In an opinion piece for The Hill, Executive Director Mahan Mirza critiques US rhetoric about democracy and calls for a sustainable foreign policy that addresses today’s big challenges.
Mirza notes that US President Joe Biden has said history is at an inflection point, and the future depends on a choice between democracy or autocracy. But Mirza agrees with political commentator Fareed Zakaria that framing the issue in this way is “neither accurate nor helpful as a guide for US foreign policy.”
Democracy, Mirza argues, is not a cure-all: Democratic countries around the world—including the United States—have at times allied with autocracies, trafficked weapons, engaged in conflicts beyond their borders, waged bloody proxy wars, and been responsible for outsized carbon emissions.
“Spreading democracy abroad can never be a credible project when it is so transparently manipulative, even as the societies that evangelize democracy abroad backslide at home,” he writes.
In order to more effectively make the case against autocracy, Mirza says, democracies should ensure they pursue worthy goals that address real needs, rather than simply labeling themselves “democratic”—a description that can sometimes ring hollow.
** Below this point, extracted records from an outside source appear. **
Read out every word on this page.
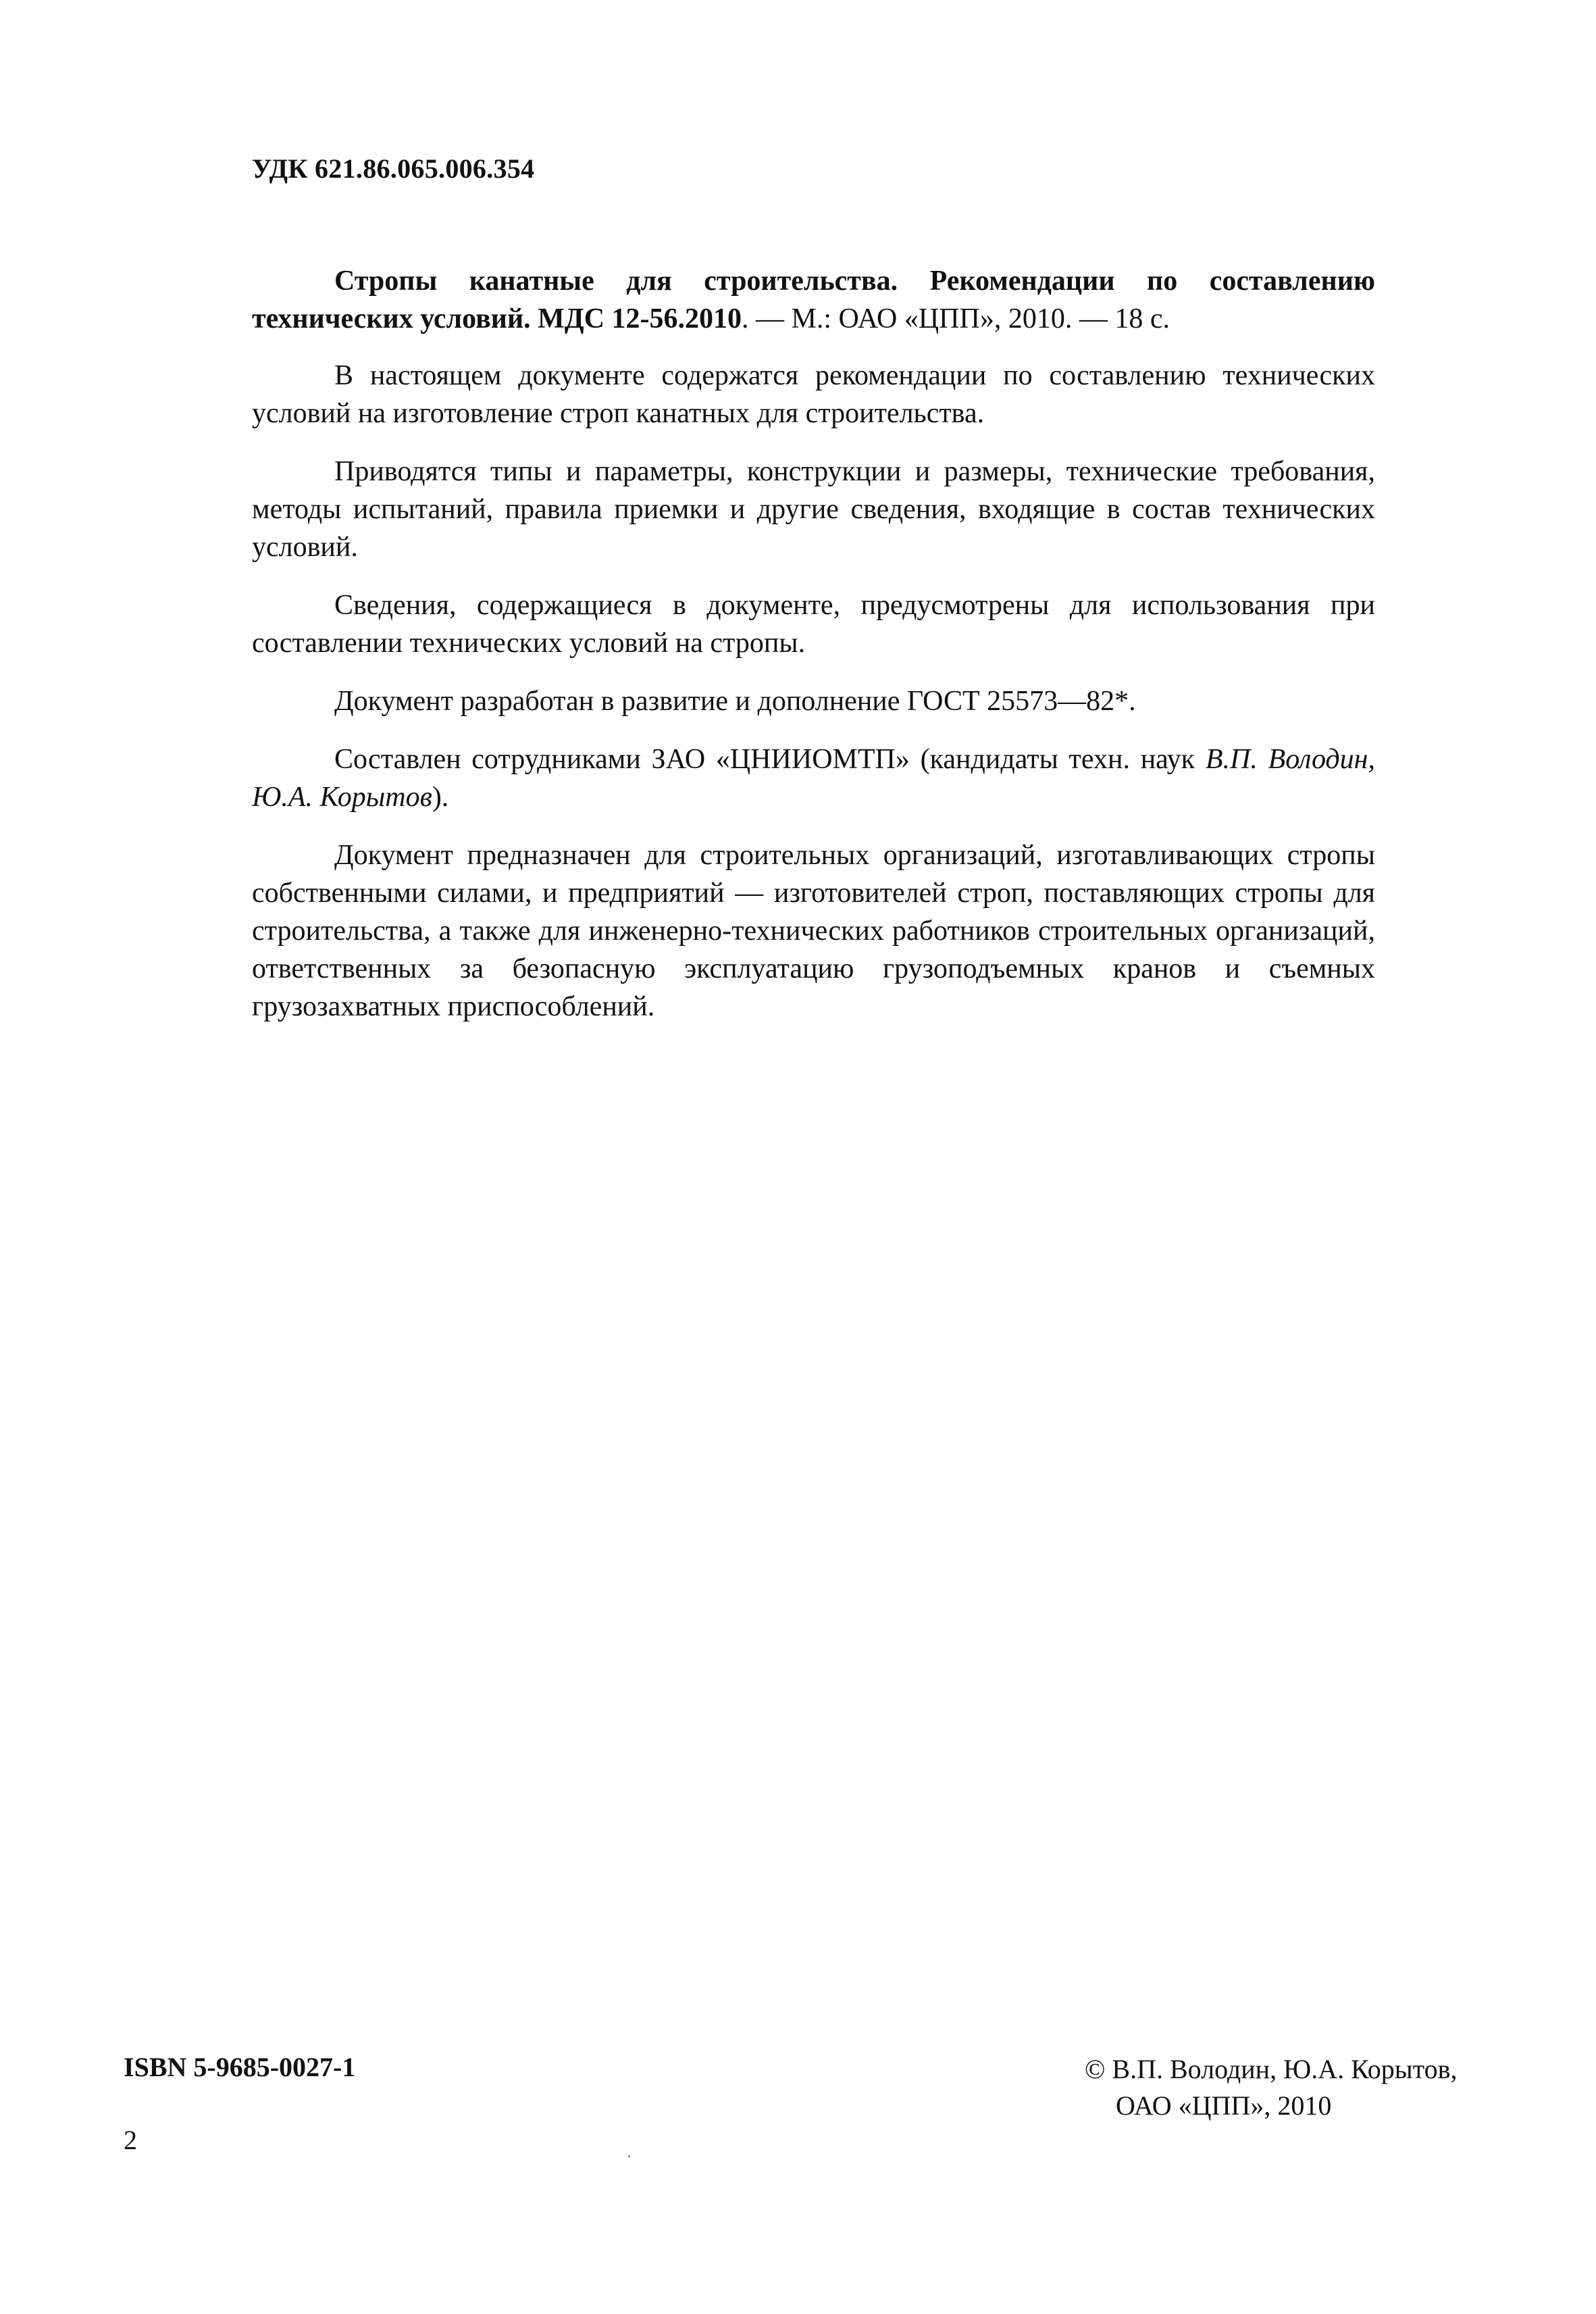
УДК 621.86.065.006.354

Стропы канатные для строительства. Рекомендации по составлению технических условий. МДС 12-56.2010. — М.: ОАО «ЦПП», 2010. — 18 с.

В настоящем документе содержатся рекомендации по составлению технических условий на изготовление строп канатных для строительства.

Приводятся типы и параметры, конструкции и размеры, технические требования, методы испытаний, правила приемки и другие сведения, входящие в состав технических условий.

Сведения, содержащиеся в документе, предусмотрены для использования при составлении технических условий на стропы.

Документ разработан в развитие и дополнение ГОСТ 25573—82*.

Составлен сотрудниками ЗАО «ЦНИИОМТП» (кандидаты техн. наук В.П. Володин, Ю.А. Корытов).

Документ предназначен для строительных организаций, изготавливающих стропы собственными силами, и предприятий — изготовителей строп, поставляющих стропы для строительства, а также для инженерно-технических работников строительных организаций, ответственных за безопасную эксплуатацию грузоподъемных кранов и съемных грузозахватных приспособлений.

ISBN 5-9685-0027-1	© В.П. Володин, Ю.А. Корытов,
ОАО «ЦПП», 2010
2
“Actions speak louder than words,” Mirza writes. “If democracy is going to be destiny, it needs to get its act together. If the democratic project is really that good, its proponents should just focus on doing the right things—addressing the climate crisis, advancing equity and inclusion at home, privileging diplomacy over militancy abroad and investing in global cooperation for sustainable development. History will take care of itself.”